Илья Бражников: «Скифская Революция продолжается!»

Революцией движет пафос возвращения к изначальному, что отмечал ещё такой теоретик, как Ю. Эвола. «Причудливая судьба слов, — удивлялся он, — «революция» в своём изначальном этимологическом смысле… происходит от re-volvere, субстантива, который выражает движение, возвращающее к собственному истоку, к отправной точке». Поэтому революция всегда нуждается в образе, который, будучи реконструктивным, и дает образец этого изначального. Для немецких реформаторов таким идеальным образцом стали первые христиане, для художников Возрождения – античное искусство, для французских революционеров – политические формы Древнего Рима.

Для русской культуры образом, задающим революционную реконструкцию действительности, суждено было стать скифам. «Племя – таинственного, легендой повитого корня, с запада на Восток, потоком упорным, победным потоком брошенное в просторы желтолицых, узкоглазых, глотающих вино из черепов – варварских орд» — как поэтически представлял исторических скифов в первом манифесте литературных «Скифов» один из лидеров партии левых эсеров С.Д. Мстиславский. «Скифство» — это не только литературное объединение и идейно-эстетическое движение в России первой четверти XX века. Для того, чтобы это объединение состоялось и движение оформилось, скифская тема в русской культуре должна была развиваться в течение нескольких веков, а в поэзии XIX века получил развитие и скифский сюжет. Именно в рамках скифского сюжета в течение столетия (примерные хронологические рамки: 1812 – 1925) был сформулирован национальный смысл и создан наиболее глубокий художественный образ Революции. В ходе её этот образ был быстро и намеренно забыт, а сами «политические скифы» – партия эсеров – репрессированы одними из первых. Однако, это не отменяет ценности скифского сюжета и скифского мифа для научного исследования, ведь, согласно Блоку, именно этому сюжету, начавшемуся для России ещё на Куликовом поле, суждено «вечное возвращение».

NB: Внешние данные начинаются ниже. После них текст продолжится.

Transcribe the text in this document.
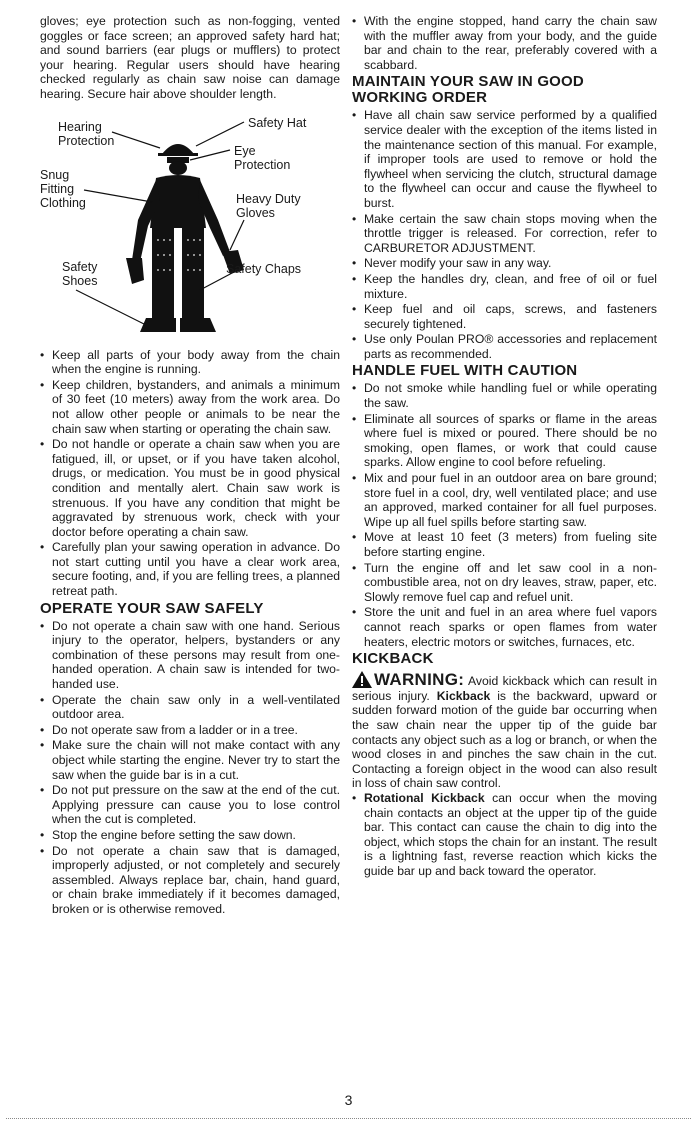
gloves; eye protection such as non-fogging, vented goggles or face screen; an approved safety hard hat; and sound barriers (ear plugs or mufflers) to protect your hearing. Regular users should have hearing checked regularly as chain saw noise can damage hearing. Secure hair above shoulder length.

Hearing
Protection
Safety Hat
Eye
Protection
Snug
Fitting
Clothing	Heavy Duty
Gloves
Safety
Shoes
Safety Chaps
• Keep all parts of your body away from the chain when the engine is running.
• Keep children, bystanders, and animals a minimum of 30 feet (10 meters) away from the work area. Do not allow other people or animals to be near the chain saw when starting or operating the chain saw.
• Do not handle or operate a chain saw when you are fatigued, ill, or upset, or if you have taken alcohol, drugs, or medication. You must be in good physical condition and mentally alert. Chain saw work is strenuous. If you have any condition that might be aggravated by strenuous work, check with your doctor before operating a chain saw.
• Carefully plan your sawing operation in advance. Do not start cutting until you have a clear work area, secure footing, and, if you are felling trees, a planned retreat path.
OPERATE YOUR SAW SAFELY
• Do not operate a chain saw with one hand. Serious injury to the operator, helpers, bystanders or any combination of these persons may result from one-handed operation. A chain saw is intended for two-handed use.
• Operate the chain saw only in a well-ventilated outdoor area.
• Do not operate saw from a ladder or in a tree.
• Make sure the chain will not make contact with any object while starting the engine. Never try to start the saw when the guide bar is in a cut.
• Do not put pressure on the saw at the end of the cut. Applying pressure can cause you to lose control when the cut is completed.
• Stop the engine before setting the saw down.
• Do not operate a chain saw that is damaged, improperly adjusted, or not completely and securely assembled. Always replace bar, chain, hand guard, or chain brake immediately if it becomes damaged, broken or is otherwise removed.
• With the engine stopped, hand carry the chain saw with the muffler away from your body, and the guide bar and chain to the rear, preferably covered with a scabbard.
MAINTAIN YOUR SAW IN GOOD WORKING ORDER
• Have all chain saw service performed by a qualified service dealer with the exception of the items listed in the maintenance section of this manual. For example, if improper tools are used to remove or hold the flywheel when servicing the clutch, structural damage to the flywheel can occur and cause the flywheel to burst.
• Make certain the saw chain stops moving when the throttle trigger is released. For correction, refer to CARBURETOR ADJUSTMENT.
• Never modify your saw in any way.
• Keep the handles dry, clean, and free of oil or fuel mixture.
• Keep fuel and oil caps, screws, and fasteners securely tightened.
• Use only Poulan PRO® accessories and replacement parts as recommended.
HANDLE FUEL WITH CAUTION
• Do not smoke while handling fuel or while operating the saw.
• Eliminate all sources of sparks or flame in the areas where fuel is mixed or poured. There should be no smoking, open flames, or work that could cause sparks. Allow engine to cool before refueling.
• Mix and pour fuel in an outdoor area on bare ground; store fuel in a cool, dry, well ventilated place; and use an approved, marked container for all fuel purposes. Wipe up all fuel spills before starting saw.
• Move at least 10 feet (3 meters) from fueling site before starting engine.
• Turn the engine off and let saw cool in a non-combustible area, not on dry leaves, straw, paper, etc. Slowly remove fuel cap and refuel unit.
• Store the unit and fuel in an area where fuel vapors cannot reach sparks or open flames from water heaters, electric motors or switches, furnaces, etc.
KICKBACK

WARNING: Avoid kickback which can result in serious injury. Kickback is the backward, upward or sudden forward motion of the guide bar occurring when the saw chain near the upper tip of the guide bar contacts any object such as a log or branch, or when the wood closes in and pinches the saw chain in the cut. Contacting a foreign object in the wood can also result in loss of chain saw control.

• Rotational Kickback can occur when the moving chain contacts an object at the upper tip of the guide bar. This contact can cause the chain to dig into the object, which stops the chain for an instant. The result is a lightning fast, reverse reaction which kicks the guide bar up and back toward the operator.
3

Истоки скифского мифа в русской культуре – романтизм, декабризм, славянофильство и народничество. «Скифский сюжет» является одним из стержневых в истории русской литературы XIX в. Наиболее важен в данном отношении, конечно же, последний период (1916 – 1925), непосредственно совпадающий с годами двух революций и гражданской войны, когда существовала и была творчески активна группа «Скифы». «Скифство» XX века, будучи новым идейным течением, синтезировало все основные темы русской историософии Х-XIX века, преодолело даже её роковую полярность (западничество-славянофильство). Одно только это обстоятельство делает скифскую тему магистральной в культуре начала XX века. Начало же, истоки скифского сюжета следует искать существенно раньше.

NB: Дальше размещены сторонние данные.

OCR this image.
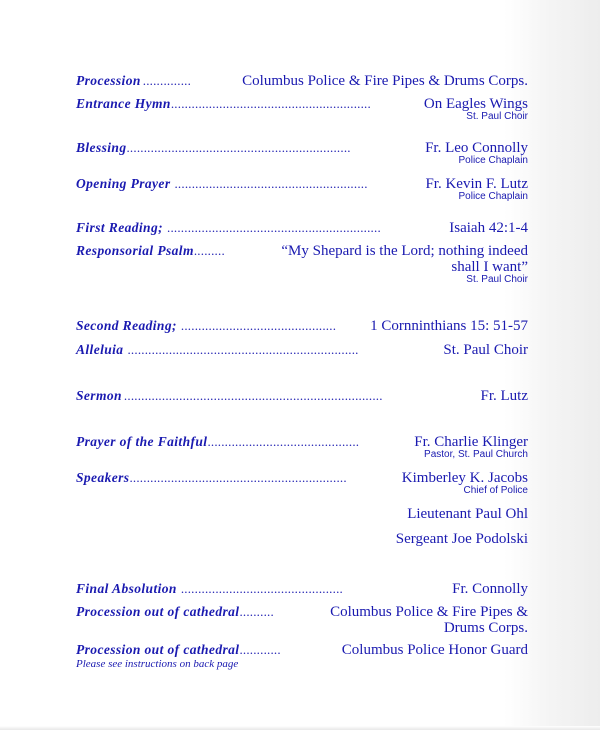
Procession ..............	Columbus Police & Fire Pipes & Drums Corps.
Entrance Hymn ..........................................................	On Eagles Wings
St. Paul Choir
Blessing .................................................................	Fr. Leo Connolly
Police Chaplain
Opening Prayer ........................................................	Fr. Kevin F. Lutz
Police Chaplain
First Reading; ..............................................................	Isaiah 42:1-4
Responsorial Psalm .........	“My Shepard is the Lord; nothing indeed
shall I want”
St. Paul Choir
Second Reading; ............................................. 1 Cornninthians 15: 51-57
Alleluia ...................................................................	St. Paul Choir
Sermon ...........................................................................	Fr. Lutz
Prayer of the Faithful ............................................	Fr. Charlie Klinger
Pastor, St. Paul Church
Speakers ...............................................................	Kimberley K. Jacobs
Chief of Police
Lieutenant Paul Ohl
Sergeant Joe Podolski
Final Absolution ...............................................	Fr. Connolly
Procession out of cathedral ..........	Columbus Police & Fire Pipes &
Drums Corps.
Procession out of cathedral ............	Columbus Police Honor Guard
Please see instructions on back page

В исследовательской литературе господствует мнение о том, что «скифство» – это маргинальное и едва ли не случайное явление в яркой палитре культурных движений начала ХХ века, нечто «неожиданное», «несуразное», едва ли не «оккультное». Проводятся параллели с такими экзотическими, а после второй мировой войны и скомпрометированными направлениями, как неоязычество, ариософия, расология. «Скифов» почему-то считают «нигилистами», ниспровергателями культурных ценностей, врагами христианства. «Мистический нигилизм, мистическая революционность стали также той почвой, на которой в русской культуре родился и просуществовал вплоть до начала 20-х гг. «скифский» миф, — пишет Е.А. Бобринская. — В конце XIX и начале XX в. «скифская» тематика оказалась тем центром, в котором неожиданным, на первый взгляд, образом соединились мистические и историософские концепции, оккультизм, радикальная революционность и реальная политическая практика». В данном высказывании прослеживается стремление дать широкое обобщение, однако, на наш взгляд, допущен ряд неточностей, не указаны все источники русского «скифства» и не дано четкого обозначения – что всё-таки такое «скифство»: «миф», «тематика», идеология или что-то другое?

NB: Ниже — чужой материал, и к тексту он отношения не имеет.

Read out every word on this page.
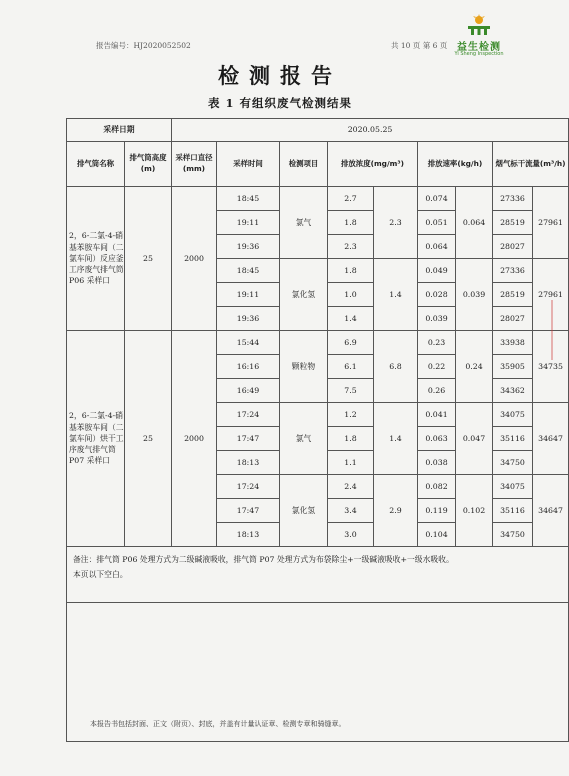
报告编号：HJ2020052502	共 10 页 第 6 页 益生检测
Yi Sheng Inspection
检测报告
表 1 有组织废气检测结果
采样日期		2020.05.25								
排气筒名称	排气筒高度(m)	采样口直径(mm)	采样时间	检测项目	排放浓度(mg/m³)		排放速率(kg/h)		烟气标干流量(m³/h)	
2，6-二氯-4-硝基苯胺车间（二氯车间）反应釜工序废气排气筒 P06 采样口	25	2000	18:45	氯气	2.7	2.3	0.074	0.064	27336	27961
			19:11		1.8		0.051		28519	
			19:36		2.3		0.064		28027	
			18:45	氯化氢	1.8	1.4	0.049	0.039	27336	27961
			19:11		1.0		0.028		28519	
			19:36		1.4		0.039		28027	
2，6-二氯-4-硝基苯胺车间（二氯车间）烘干工序废气排气筒 P07 采样口	25	2000	15:44	颗粒物	6.9	6.8	0.23	0.24	33938	34735
			16:16		6.1		0.22		35905	
			16:49		7.5		0.26		34362	
			17:24	氯气	1.2	1.4	0.041	0.047	34075	34647
			17:47		1.8		0.063		35116	
			18:13		1.1		0.038		34750	
			17:24	氯化氢	2.4	2.9	0.082	0.102	34075	34647
			17:47		3.4		0.119		35116	
			18:13		3.0		0.104		34750	

备注：排气筒 P06 处理方式为二级碱液吸收，排气筒 P07 处理方式为布袋除尘+一级碱液吸收+一级水吸收。
本页以下空白。										

本报告书包括封面、正文（附页）、封底，并盖有计量认证章、检测专章和骑缝章。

Е.В. Концова отмечает, что в «скифах» XX века соединялось ницшеанское «дионисийство», выражавшееся в стихийности, безудержности, вольности, и «панмонголизм» Вл. Соловьева, привносивший геополитическую проблематику (“Восток — Запад”)…». Это также не вполне точно, поскольку чистых ницшеанцев среди скифов как раз было мало. Влияние Ницше, как и Вл. Соловьева, было значительным в культуре рубежа веков, но затронуло преимущественно другие круги – прежде всего старшее поколение символистов: Вяч. Иванова, Д. Мережковского, К. Бальмонта и др. Эти авторы, хотя и обращались к скифской тематике, но сами «скифами» никогда не назывались, а в своей оценке Октябрьской революции резко расходились со «скифами». Из этого круга к «скифам» ближе всего подошёл В. Брюсов, автор одного из самых заметных скифских поэтических текстов, вошедших в первый номер альманаха «Скифы». Но и его «Древние скифы» были не совсем в русле уже оформившегося течения, что, в частности, обсуждали между собой в одной из бесед А. Блок и Иванов-Разумник: «Тогда мы говорили с Александром Александровичем, насколько эти брюсовские “Скифы” мало подходят к духу сборника (настолько мало подходят, что, печатая их, мы, редакция сборника, сами переименовали их в “Древних скифов” — так и было напечатано), говорили и о том, какие “Скифы” должны бы были быть напечатанными, чтобы скифы были скифами, не “древними”, а вечными. А.А. Блок напомнил об этом разговоре, когда в начале восемнадцатого года дал мне прочесть только что написанных тогда своих “Скифов”. Вместе с тогда же написанными “Двенадцатью” они должны были открыть собою третий том нашего сборника» — вспоминал Иванов-Разумник в статье «Памяти Александра Блока».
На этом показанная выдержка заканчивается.